All I seem to do is work

Our agony aunt Mary Fenwick offers a new perspective on whatever is troubling you


All I seem to do is work

I am the main breadwinner in the family, with three children under five and a househusband (although I hate that phrase) who looks after them while I’m at work. We made the decision that I would be the one to go back to work because I could make more money than him. I work long hours and I feel resentful
if I come home and the house is a mess and the kids are still up. I know it’s hard for him to be with the kids all day, but all I seem to do is work, then clean up after the children. Financially, we are barely managing, with no money to show for all our hard work.

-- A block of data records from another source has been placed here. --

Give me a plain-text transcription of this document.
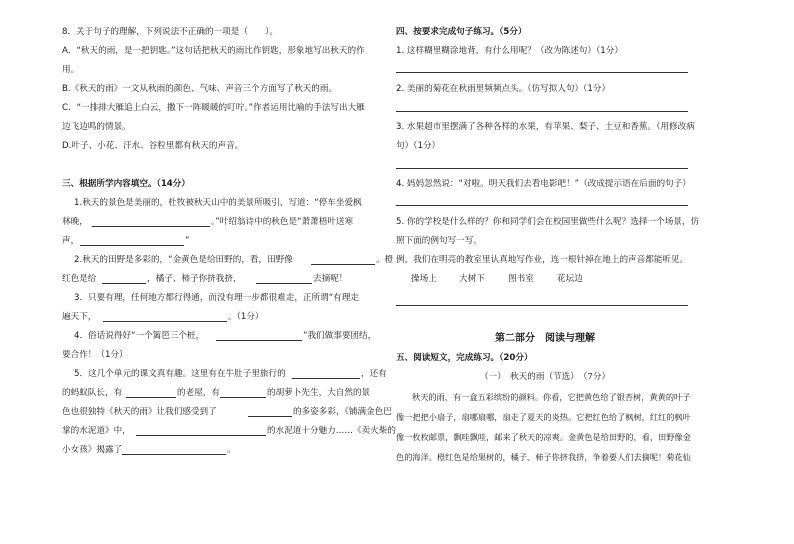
8．关于句子的理解，下列说法不正确的一项是（　　）。
A．“秋天的雨，是一把钥匙。”这句话把秋天的雨比作钥匙，形象地写出秋天的作
用。
B.《秋天的雨》一文从秋雨的颜色、气味、声音三个方面写了秋天的雨。
C．“一排排大雁追上白云，撒下一阵暖暖的叮咛。”作者运用比喻的手法写出大雁
边飞边鸣的情景。
D.叶子、小花、汗水、谷粒里都有秋天的声音。
三、根据所学内容填空。（14分）
1.秋天的景色是美丽的，杜牧被秋天山中的美景所吸引，写道：“停车坐爱枫
林晚，	。”叶绍翁诗中的秋色是“萧萧梧叶送寒
声，	”
2.秋天的田野是多彩的，“金黄色是给田野的，看，田野像	。橙
红色是给	，橘子、柿子你挤我挤，	去摘呢！
3．只要有理，任何地方都行得通，而没有理一步都很难走，正所谓“有理走
遍天下，	。（1分）
4．俗话说得好“一个篱笆三个桩，	”我们做事要团结，
要合作！（1分）
5．这几个单元的课文真有趣。这里有在牛肚子里旅行的	，还有
的蚂蚁队长，有	的老屋，有	的胡萝卜先生，大自然的景
色也很独特《秋天的雨》让我们感受到了	的多姿多彩，《铺满金色巴
掌的水泥道》中，	的水泥道十分魅力……《卖火柴的
小女孩》揭露了	。
四、按要求完成句子练习。（5分）
1. 这样糊里糊涂地背，有什么用呢？（改为陈述句）（1分）
2. 美丽的菊花在秋雨里频频点头。（仿写拟人句）（1分）
3. 水果超市里摆满了各种各样的水果，有苹果、梨子、土豆和香蕉。（用修改病
句）（1分）
4. 妈妈忽然说：“对啦。明天我们去看电影吧！”（改成提示语在后面的句子）
5. 你的学校是什么样的？你和同学们会在校园里做些什么呢？选择一个场景，仿
照下面的例句写一写。
例，我们在明亮的教室里认真地写作业，连一根针掉在地上的声音都能听见。
操场上	大树下	图书室	花坛边
第二部分　阅读与理解
五、阅读短文，完成练习。（20分）
（一）　秋天的雨（节选）　（7分）
秋天的雨，有一盒五彩缤纷的颜料。你看，它把黄色给了银杏树，黄黄的叶子
像一把把小扇子，扇哪扇哪，扇走了夏天的炎热。它把红色给了枫树，红红的枫叶
像一枚枚邮票，飘哇飘哇，邮来了秋天的凉爽。金黄色是给田野的，看，田野像金
色的海洋。橙红色是给果树的，橘子、柿子你挤我挤，争着要人们去摘呢！菊花仙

We are both so tired and life feels like drudgery most of the time. I feel very unhappy, but I can’t see a way to change things. Name supplied

You’ve had a lot of elasticity in your life – literally, your body expanding to bear three children, your heart taking in all these new relationships, and your mind being open to family roles that are probably different from the ones you grew up with. Not to mention the fact that you are supporting your family financially. You say ‘barely’, but you are doing it, so please give yourself some credit.

Right now though, things sound over-stretched, tight and tough. I know the feeling. Research has shown that the short-term, perhaps more frivolous, joys of life can dip in early parenthood, but you are building your reserves of deep satisfaction. You are climbing a mountain, and there will be days when you hate the mountain.

Your biggest asset in your life is your relationship with your husband, and your first 10 minutes at home in the evening could make a huge difference. The idea comes from family therapist Steve Biddulph, who says that after a working day apart, parents can be spinning like tops at different speeds.

Biddulph suggests five steps for reconnection, beginning with the decision to sit down and take a few minutes out together. The other keys in his plan are: share a healthy snack, be strict about this being adult time, and talk only if you want to, but otherwise sit quietly and enjoy just being there. An optional extra, if you both drink alcohol, is to have a small drink to signal winding-down time to your body. Above all, avoid playing the game of ‘Who had the worst day?’

I also wonder about some gentle mind and body stretches for both you and your husband. Yin yoga was developed for students of meditation who found it difficult to sit for a long period of time. You will find several free video options online. I know money is tight, but if you can possibly find a way to get to a class – ideally together – that will be better.

If you do nothing else, please try meditation. You could perhaps take the time for it as your own personal buffer zone between work and home. There are millions of words written about mindfulness, so I won’t add my own justification. Please research it, and please do it. When your mind and body are more at ease, the money issues will fall into their rightful place in your life.